Match repetitions with {)

>>> haRegex = re.compile(r'(Ha){3}')
>>> mo1 = haRegex.search('HaHaHa')
>>> mo1.group()
'HaHaHa'

>>> mo2 = haRegex.search('Ha')
>>> mo2 == None
True

Python’s regular expressions are greedy by default, which means that in ambiguous situations they will match the longest string possible. You can use a lazy version that matches the shortest version possible, using a question mark like this: {]?

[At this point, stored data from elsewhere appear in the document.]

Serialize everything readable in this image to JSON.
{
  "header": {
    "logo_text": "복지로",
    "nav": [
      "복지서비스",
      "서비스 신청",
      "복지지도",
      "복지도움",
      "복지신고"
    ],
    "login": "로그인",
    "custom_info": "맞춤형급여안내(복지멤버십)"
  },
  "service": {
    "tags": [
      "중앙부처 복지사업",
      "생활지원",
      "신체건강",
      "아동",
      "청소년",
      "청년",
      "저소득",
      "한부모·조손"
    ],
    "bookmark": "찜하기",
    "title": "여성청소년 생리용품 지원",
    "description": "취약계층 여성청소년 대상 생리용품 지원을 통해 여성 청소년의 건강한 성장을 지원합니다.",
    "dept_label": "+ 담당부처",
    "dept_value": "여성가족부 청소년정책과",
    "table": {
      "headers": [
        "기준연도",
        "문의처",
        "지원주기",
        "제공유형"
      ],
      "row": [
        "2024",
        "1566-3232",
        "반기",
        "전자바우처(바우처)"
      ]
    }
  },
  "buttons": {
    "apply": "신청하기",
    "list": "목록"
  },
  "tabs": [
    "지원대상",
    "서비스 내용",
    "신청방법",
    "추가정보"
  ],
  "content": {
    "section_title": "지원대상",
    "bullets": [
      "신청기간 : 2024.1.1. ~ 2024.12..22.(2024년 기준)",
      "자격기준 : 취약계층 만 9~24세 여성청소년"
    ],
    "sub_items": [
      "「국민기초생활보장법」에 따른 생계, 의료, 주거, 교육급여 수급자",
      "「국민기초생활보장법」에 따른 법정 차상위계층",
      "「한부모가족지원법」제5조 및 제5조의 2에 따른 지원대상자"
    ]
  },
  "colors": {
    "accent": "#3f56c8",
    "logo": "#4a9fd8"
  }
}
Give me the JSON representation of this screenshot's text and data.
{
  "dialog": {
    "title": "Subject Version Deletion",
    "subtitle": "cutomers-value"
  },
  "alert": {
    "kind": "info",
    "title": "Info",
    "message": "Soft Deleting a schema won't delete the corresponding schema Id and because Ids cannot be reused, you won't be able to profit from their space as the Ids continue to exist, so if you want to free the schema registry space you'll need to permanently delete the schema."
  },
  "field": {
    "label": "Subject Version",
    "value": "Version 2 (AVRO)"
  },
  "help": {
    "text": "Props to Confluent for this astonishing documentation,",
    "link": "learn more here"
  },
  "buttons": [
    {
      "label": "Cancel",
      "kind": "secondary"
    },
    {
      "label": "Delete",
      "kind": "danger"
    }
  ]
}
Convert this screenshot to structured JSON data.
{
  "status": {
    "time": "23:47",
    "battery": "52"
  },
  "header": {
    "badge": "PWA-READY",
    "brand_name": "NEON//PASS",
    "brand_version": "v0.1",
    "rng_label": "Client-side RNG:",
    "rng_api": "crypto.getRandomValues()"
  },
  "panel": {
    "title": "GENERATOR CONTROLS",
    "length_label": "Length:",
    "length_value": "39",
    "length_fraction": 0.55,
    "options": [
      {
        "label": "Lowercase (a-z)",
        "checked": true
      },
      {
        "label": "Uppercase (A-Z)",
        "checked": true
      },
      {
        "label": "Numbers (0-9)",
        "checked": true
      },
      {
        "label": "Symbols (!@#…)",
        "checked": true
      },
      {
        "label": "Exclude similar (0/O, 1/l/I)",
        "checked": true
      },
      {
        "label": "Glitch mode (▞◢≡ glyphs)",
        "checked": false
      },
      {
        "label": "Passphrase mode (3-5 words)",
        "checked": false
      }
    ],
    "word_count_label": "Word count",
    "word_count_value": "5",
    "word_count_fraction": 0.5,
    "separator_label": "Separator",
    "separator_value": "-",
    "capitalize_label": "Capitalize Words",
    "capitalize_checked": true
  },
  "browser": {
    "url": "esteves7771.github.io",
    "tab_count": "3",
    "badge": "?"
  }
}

# Greedy version without the ?
>>> greedyHaRegex = re.compile(r'(Ha){3,5}')
>>> mo1 = greedyHaRegex.search('HaHaHaHaHa')
>>> mo1.group()
'HaHaHaHaHa'

# Lazy version with a ?
>>> nongreedyHaRegex = re.compile(r'(Ha){3,5}?')
>>> mo2 = nongreedyHaRegex.search('HaHaHaHaHa')
>>> mo2.group()
'HaHaHa'

Findall()

In addition to the search() method, Regex objects also have a findall() method. While search() will return a Match object of the first matched text in the searched string, the findall() method will return the strings of every match in the searched string.

# With just our usual search() 
>>> phoneNumRegex = re.compile(r'\d\d\d-\d\d\d-\d\d\d\d')
>>> mo = phoneNumRegex.search('Cell: 415-555-9999 Work: 212-555-0000')
>>> mo.group()
'415-555-9999'

# With findall() 
>>> phoneNumRegex = re.compile(r'\d\d\d-\d\d\d-\d\d\d\d') # has no groups
>>> phoneNumRegex.findall('Cell: 415-555-9999 Work: 212-555-0000')
['415-555-9999', '212-555-0000']

# If there are groups in the regex, then it returns list of tuples like this instead. 
>>> phoneNumRegex = re.compile(r'(\d\d\d)-(\d\d\d)-(\d\d\d\d)') # has groups
>>> phoneNumRegex.findall('Cell: 415-555-9999 Work: 212-555-0000')
[('415', '555', '9999'), ('212', '555', '0000')]

Making your own character classes

Sometimes you don’t want words, or the alphabet. You can define your own character class in this circumstance, by using [].

>>> vowelRegex = re.compile(r'[aeiouAEIOU]')
>>> vowelRegex.findall('RoboCop eats baby food. BABY FOOD.')
['o', 'o', 'o', 'e', 'a', 'a', 'o', 'o', 'A', 'O', 'O']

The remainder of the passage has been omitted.